Voilà pourquoi le choix de confier cette mission à un professionnel reconnu de l'audiovisuel qui a, de plus, exercé des fonctions au sein de France Télévisions était une bonne idée.

Comme le prévoyait sa lettre de mission, M. Marc Schwartz a souhaité prendre l'attache des parlementaires en charge des questions de l'audiovisuel dans chacune des assemblées. C'est ainsi que nous l'avons rencontré, à sa demande, avec Mme la présidente, il y a quelques jours.

Sur proposition de notre présidente, je vais essayer brièvement de vous rendre compte de nos échanges.

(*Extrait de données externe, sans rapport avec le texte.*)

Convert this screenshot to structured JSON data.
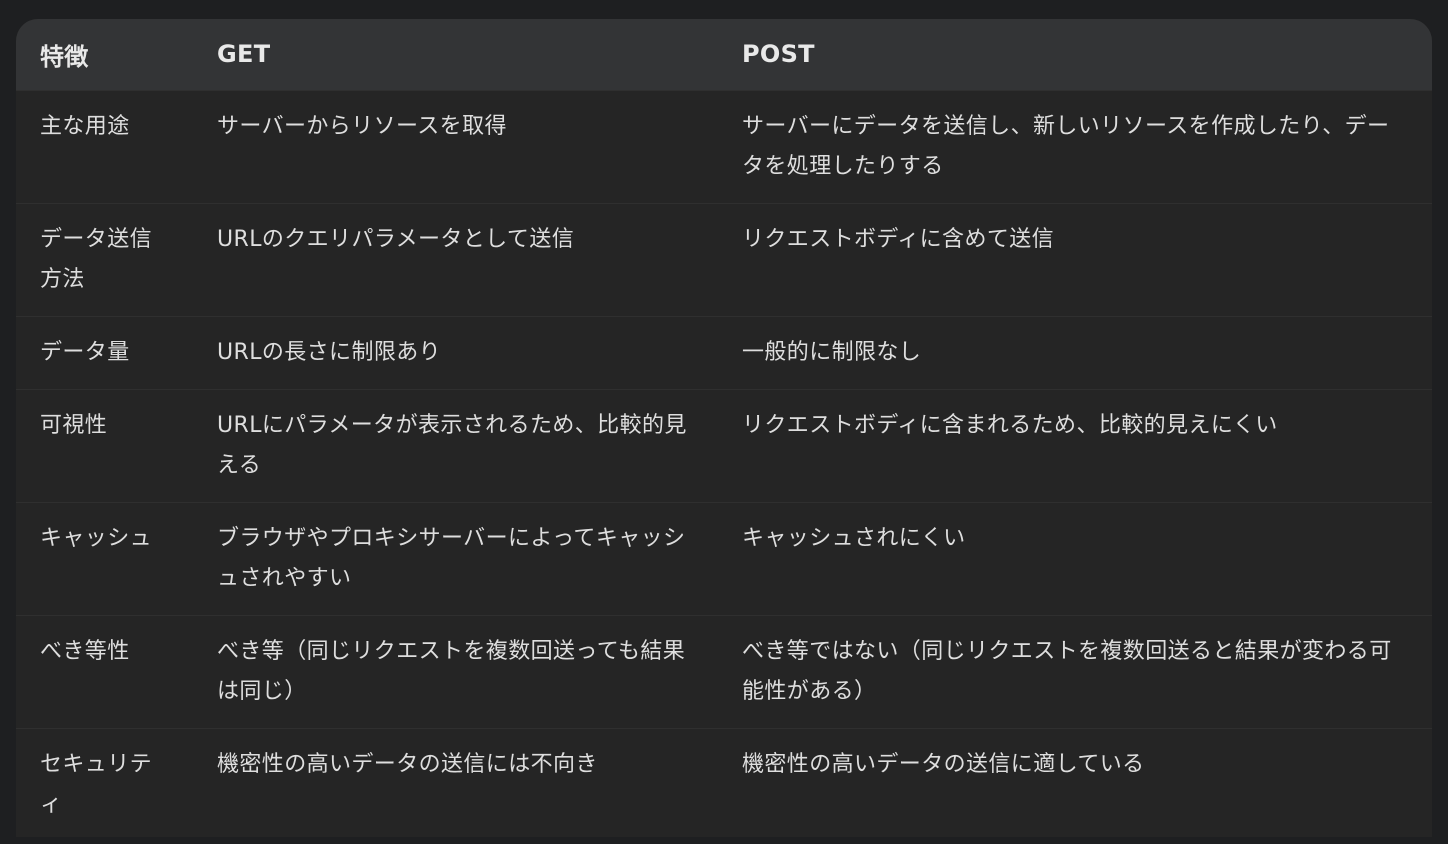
{
  "table": {
    "headers": [
      "特徴",
      "GET",
      "POST"
    ],
    "rows": [
      [
        "主な用途",
        "サーバーからリソースを取得",
        "サーバーにデータを送信し、新しいリソースを作成したり、データを処理したりする"
      ],
      [
        "データ送信方法",
        "URLのクエリパラメータとして送信",
        "リクエストボディに含めて送信"
      ],
      [
        "データ量",
        "URLの長さに制限あり",
        "一般的に制限なし"
      ],
      [
        "可視性",
        "URLにパラメータが表示されるため、比較的見える",
        "リクエストボディに含まれるため、比較的見えにくい"
      ],
      [
        "キャッシュ",
        "ブラウザやプロキシサーバーによってキャッシュされやすい",
        "キャッシュされにくい"
      ],
      [
        "べき等性",
        "べき等（同じリクエストを複数回送っても結果は同じ）",
        "べき等ではない（同じリクエストを複数回送ると結果が変わる可能性がある）"
      ],
      [
        "セキュリティ",
        "機密性の高いデータの送信には不向き",
        "機密性の高いデータの送信に適している"
      ]
    ]
  }
}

Le rapport que rendra M. Marc Schwartz probablement au mois de février doit permettre qu'il n'y ait pas « un trop grand décalage entre ce que les candidats proposeront de faire et ce que l'État sera prêt à financer ». Pour autant, selon M. Marc Schwartz, l'objectif de ce rapport n'est pas d'être prescriptif. Il s'agit bien pour l'État de rester dans son rôle en recherchant la cohérence entre les missions, le financement et le périmètre de la société publique.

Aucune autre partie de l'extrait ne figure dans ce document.